Asymptotic expansions for $\int_x^\infty e^{-y^3} dy$

Question

I would like to find asymptotic expansions of $F(x) = \int_x^\infty e^{-y^3} dy$ as (a) $x \to 0$ and as (b) $x \to \infty$.

I solved (a) using the expansion for $e^{-y^3}$ around $0$:

$$F(x) = \int_0^\infty e^{-y^3} dy - \int_0^x\sum_{j= 0}^\infty (-1)^j \frac{y^{3j}}{j!} dy = \int_0^\infty e^{-y^3} dy - \sum_{j= 0}^\infty (-1)^j \frac{x^{3j+1}}{(3j+1)j!} \\ = C - x + \frac{x^4}{4} - \frac{x^7}{14} + \ldots$$

I know that the series here is convergent for all $x$ but convergence is so slow for large $x$ that it does not provide a good asymptotic representation.

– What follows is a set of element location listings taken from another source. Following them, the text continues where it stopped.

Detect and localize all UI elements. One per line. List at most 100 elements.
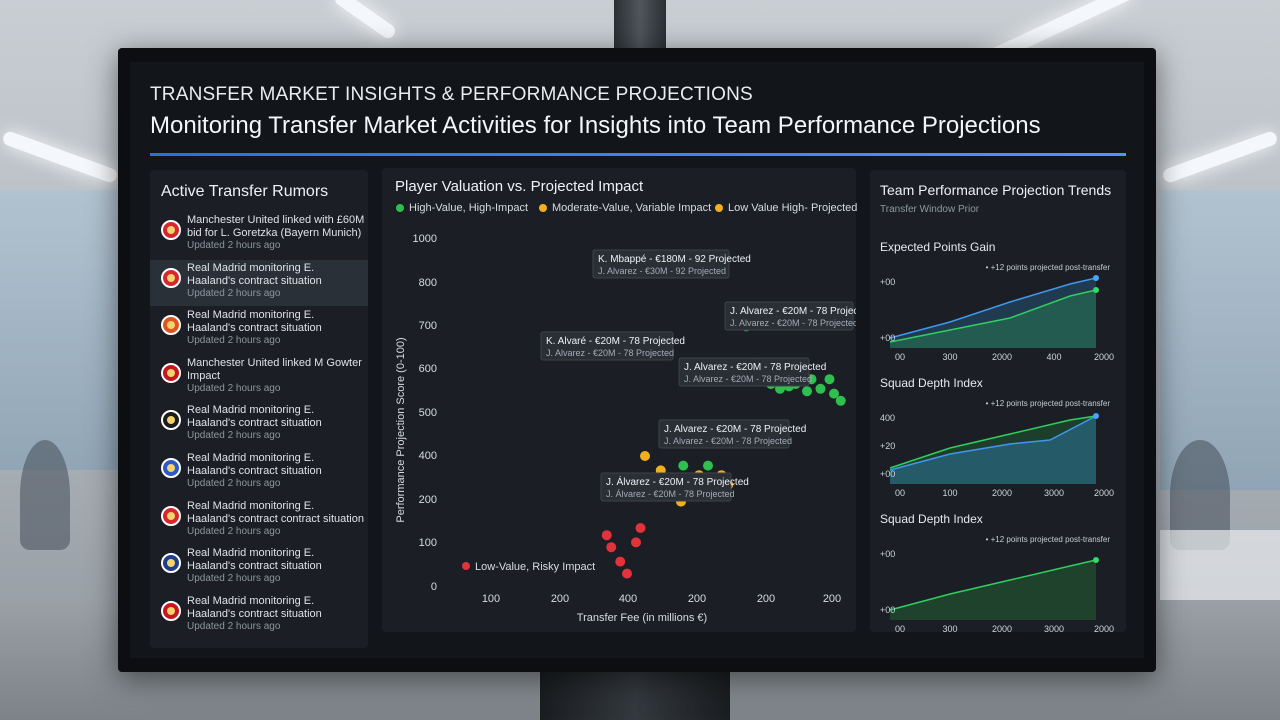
y-tick-label: 700 <box>419 320 437 332</box>
scatter-point <box>835 395 846 406</box>
trend-area <box>890 278 1096 348</box>
rumor-timestamp: Updated 2 hours ago <box>187 382 281 394</box>
x-axis-label: Transfer Fee (in millions €) <box>577 612 707 624</box>
trends-panel: Team Performance Projection Trends Trans… <box>870 170 1126 632</box>
monitor-stand <box>540 668 730 720</box>
rumor-text: Real Madrid monitoring E. Haaland's cont… <box>187 404 322 430</box>
trend-x-tick: 3000 <box>1044 624 1064 632</box>
data-callout <box>658 419 790 449</box>
callout-sublabel: J. Alvarez - €20M - 78 Projected <box>546 348 674 358</box>
callout-sublabel: J. Álvarez - €20M - 78 Projected <box>606 489 735 499</box>
club-crest-icon <box>161 267 181 288</box>
rumor-list-item[interactable]: Real Madrid monitoring E. Haaland's cont… <box>150 593 368 639</box>
trend-y-tick: +00 <box>880 333 895 343</box>
rumor-timestamp: Updated 2 hours ago <box>187 335 281 347</box>
rumor-list-item[interactable]: Real Madrid monitoring E. Haaland's cont… <box>150 498 368 544</box>
dashboard-title: Monitoring Transfer Market Activities fo… <box>150 112 1041 139</box>
club-crest-icon <box>161 458 181 478</box>
trend-note: • +12 points projected post-transfer <box>986 399 1111 408</box>
rumor-text: Real Madrid monitoring E. Haaland's cont… <box>187 261 322 287</box>
trend-end-point <box>1093 413 1099 419</box>
club-crest-icon <box>161 315 181 336</box>
callout-label: J. Álvarez - €20M - 78 Projected <box>606 475 749 488</box>
window <box>0 190 118 470</box>
data-callout <box>724 301 854 331</box>
trend-x-tick: 300 <box>942 352 957 360</box>
scatter-point <box>622 568 632 579</box>
crest-emblem-icon <box>167 416 175 425</box>
rumor-list-item[interactable]: Manchester United linked with £60M bid f… <box>150 212 368 258</box>
callout-label: K. Alvaré - €20M - 78 Projected <box>546 336 685 347</box>
club-crest-icon <box>161 410 181 431</box>
legend-dot-green <box>396 204 404 213</box>
trend-area <box>890 560 1096 620</box>
y-tick-label: 100 <box>419 537 437 549</box>
y-tick-label: 400 <box>419 450 437 462</box>
callout-sublabel: J. Alvarez - €30M - 92 Projected <box>598 266 726 276</box>
x-tick-label: 200 <box>688 593 706 605</box>
rumor-list-item[interactable]: Real Madrid monitoring E. Haaland's cont… <box>150 450 368 496</box>
data-callout <box>592 249 730 279</box>
crest-emblem-icon <box>167 273 175 282</box>
legend-dot-yellow <box>715 204 723 213</box>
callout-sublabel: J. Alvarez - €20M - 78 Projected <box>684 374 812 384</box>
rumor-list-item[interactable]: Real Madrid monitoring E. Haaland's cont… <box>150 259 368 306</box>
trend-x-tick: 2000 <box>1094 488 1114 496</box>
rumor-text: Manchester United linked M Gowter Impact <box>187 356 362 382</box>
rumor-list-item[interactable]: Manchester United linked M Gowter Impact… <box>150 355 368 401</box>
legend-label: High-Value, High-Impact <box>409 202 529 214</box>
scatter-point <box>815 383 826 394</box>
y-tick-label: 200 <box>419 494 437 506</box>
scatter-point <box>601 530 612 541</box>
trend-line-green <box>889 415 1097 469</box>
trend-end-point <box>1093 275 1099 281</box>
trend-x-tick: 3000 <box>1044 488 1064 496</box>
window <box>1160 190 1280 490</box>
crest-emblem-icon <box>167 464 175 472</box>
rumor-timestamp: Updated 2 hours ago <box>187 240 281 251</box>
y-tick-label: 0 <box>431 581 437 593</box>
rumor-list-item[interactable]: Real Madrid monitoring E. Haaland's cont… <box>150 402 368 448</box>
red-series-dot <box>462 562 470 570</box>
club-crest-icon <box>161 220 181 240</box>
rumor-list-item[interactable]: Real Madrid monitoring E. Haaland's cont… <box>150 545 368 591</box>
rumors-panel-title: Active Transfer Rumors <box>161 183 329 200</box>
club-crest-icon <box>161 553 181 574</box>
legend-item-low: Low Value High- Projected <box>715 202 857 214</box>
dashboard-screen: TRANSFER MARKET INSIGHTS & PERFORMANCE P… <box>130 62 1144 658</box>
trend-mini-chart: Expected Points Gain • +12 points project… <box>870 226 1126 360</box>
scatter-point <box>703 460 713 471</box>
ceiling-light <box>1161 129 1279 185</box>
ceiling-light <box>1 129 119 185</box>
rumor-text: Real Madrid monitoring E. Haaland's cont… <box>187 547 322 573</box>
trend-x-tick: 300 <box>942 624 957 632</box>
data-callout <box>540 331 674 361</box>
crest-emblem-icon <box>167 368 175 377</box>
x-tick-label: 400 <box>619 593 637 605</box>
callout-label: J. Alvarez - €20M - 78 Projected <box>664 424 806 435</box>
data-callout <box>678 357 810 387</box>
header-divider <box>150 153 1126 156</box>
scatter-point <box>640 451 650 461</box>
trend-mini-chart: Squad Depth Index • +12 points projected … <box>870 362 1126 496</box>
rumor-timestamp: Updated 2 hours ago <box>187 525 281 537</box>
trend-chart-title: Expected Points Gain <box>880 240 996 254</box>
scatter-point <box>615 556 626 567</box>
club-crest-icon <box>161 362 181 383</box>
trend-y-tick: 400 <box>880 413 895 423</box>
trends-title: Team Performance Projection Trends <box>880 182 1112 198</box>
crest-emblem-icon <box>167 559 175 568</box>
y-tick-label: 500 <box>419 407 437 419</box>
legend-item-high: High-Value, High-Impact <box>396 202 528 214</box>
rumor-text: Real Madrid monitoring E. Haaland's cont… <box>187 499 364 525</box>
legend-item-moderate: Moderate-Value, Variable Impact <box>539 202 711 214</box>
scatter-title: Player Valuation vs. Projected Impact <box>395 178 644 195</box>
y-tick-label: 600 <box>419 363 437 375</box>
trend-x-tick: 2000 <box>992 624 1012 632</box>
rumor-text: Real Madrid monitoring E. Haaland's cont… <box>187 594 322 620</box>
crest-emblem-icon <box>167 226 175 234</box>
callout-label: K. Mbappé - €180M - 92 Projected <box>598 254 751 265</box>
rumor-list-item[interactable]: Real Madrid monitoring E. Haaland's cont… <box>150 307 368 353</box>
y-axis-label: Performance Projection Score (0-100) <box>395 337 407 522</box>
scatter-point <box>829 388 839 399</box>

How can I get a better asymptotic expansion as $x \to \infty$?

I thought about changing variables $y \to 1/t$ to get:

$$F(x) = \int_0^{1/x}\frac{e^{-t^{-3}}}{t^2}dt = \int_0^{1/x}\sum_{j=0}^\infty(-1)^j \frac{t^{-3j-2}}{j!} dt$$

But this cannot be integrated term by term.

Answer 1

Rewrite the integrand as

$$e^{-y^3}=-3y^2e^{-y^3}\cdot\frac1{-3y^2}$$

and integrate by parts to get

$$f(x)=\frac{e^{-x^3}}{3x^2}-\frac23\int_x^\infty\frac{e^{-y^3}}{y^3}~\mathrm dy$$

Repeating the process we get:

$$f(x)e^{x^3}=\frac1{3x^2}-\frac2{9x^5}+\frac{2\cdot5}{27x^8}-\frac{2\cdot5\cdot8}{81x^{11}}+\mathcal O(x^{-14})$$

Note that this is an asymptotic series (the coefficients tend to $\pm\infty$ faster than $x^{-3n}$ tends to zero as $n\to\infty$).

This process may also be clearer if you first make the substitution $y\to\sqrt[3]t$ to get

$$f(x)=\frac13\int_{x^3}^\infty t^{-2/3}e^{-t}~\mathrm dt$$

which makes the process a little easier as well as relates this to the incomplete Gamma function.

Answer 2

The Integral equals $\frac13 \Gamma(1/3,x^3)$ where $\Gamma(a,z)$ is the incomplete gamma function.

You can look up that the asymptotics around $0$ are $\frac{1}{3}\Gamma \left(\frac{1}{3}\right)-x+\frac{x^4}{4}+O\left(x^5\right)$, and around $\infty$ is $e^{-x^3+O\left(\left(\frac{1}{x}\right)^6\right)} \left(\frac{1}{3 x^2}-\frac{2}{9 x^5}+O\left(\left(\frac{1}{x}\right)^6\right)\right)$.

Answer 3

Here is a method that works for both asymptotics. Consider the inverse function

$$e^{-y^3} \longrightarrow \sqrt[3]{-\log z}$$

Then by drawing a picture we get that

$$\int_x^\infty e^{-y^3}~dy = \int_0^{e^{-x^3}}\sqrt[3]{-\log z}~dz - xe^{-x^3}$$

where the term on the right is the area of the rectangle we need to subtract to get the original integral. Now we'll use integration by parts:

$$ = -xe^{-x^3} - z(\log z)^{\frac{1}{3}}\Bigr|_0^{e^{-x^3}} + \int_0^{e^{-x^3}} \frac{1}{3}(\log z)^{-\frac{2}{3}}~dz = \frac{1}{3}\int_0^{e^{-x^3}} (\log z)^{-\frac{2}{3}}~dz$$

by choosing $u =$ integrand and $dv = dx$. We can keep this pattern going to get

$$ = \frac{1}{3}z(\log z)^{-\frac{2}{3}}\Bigr|_0^{e^{-x^3}} + \frac{2}{9}\int_0^{e^{-x^3}} (\log z)^{-\frac{5}{3}}~dz = \frac{e^{-x^3}}{3x^2} + \frac{2}{9}\int_0^{e^{-x^3}} (\log z)^{-\frac{5}{3}}~dz$$

etc, the pattern will continue where the $z$ cancels out with the chain rule from the $\log$, getting a nice series for $x\to\infty$ since the integral term which is effectively acting as our error will go to $0$.

For $x\to 0$, notice that the inverse function is nearly vertical for $z\to 1$. This means that we can approximate the integral in the first line as being a constant (the full value) minus just the rectangle.

$$\int_0^1 \sqrt[3]{-\log z}~dz - x(1-x^3+\cdots)$$

This wasn't as fast as using integration by parts on the original integral, but the cancellation is nice.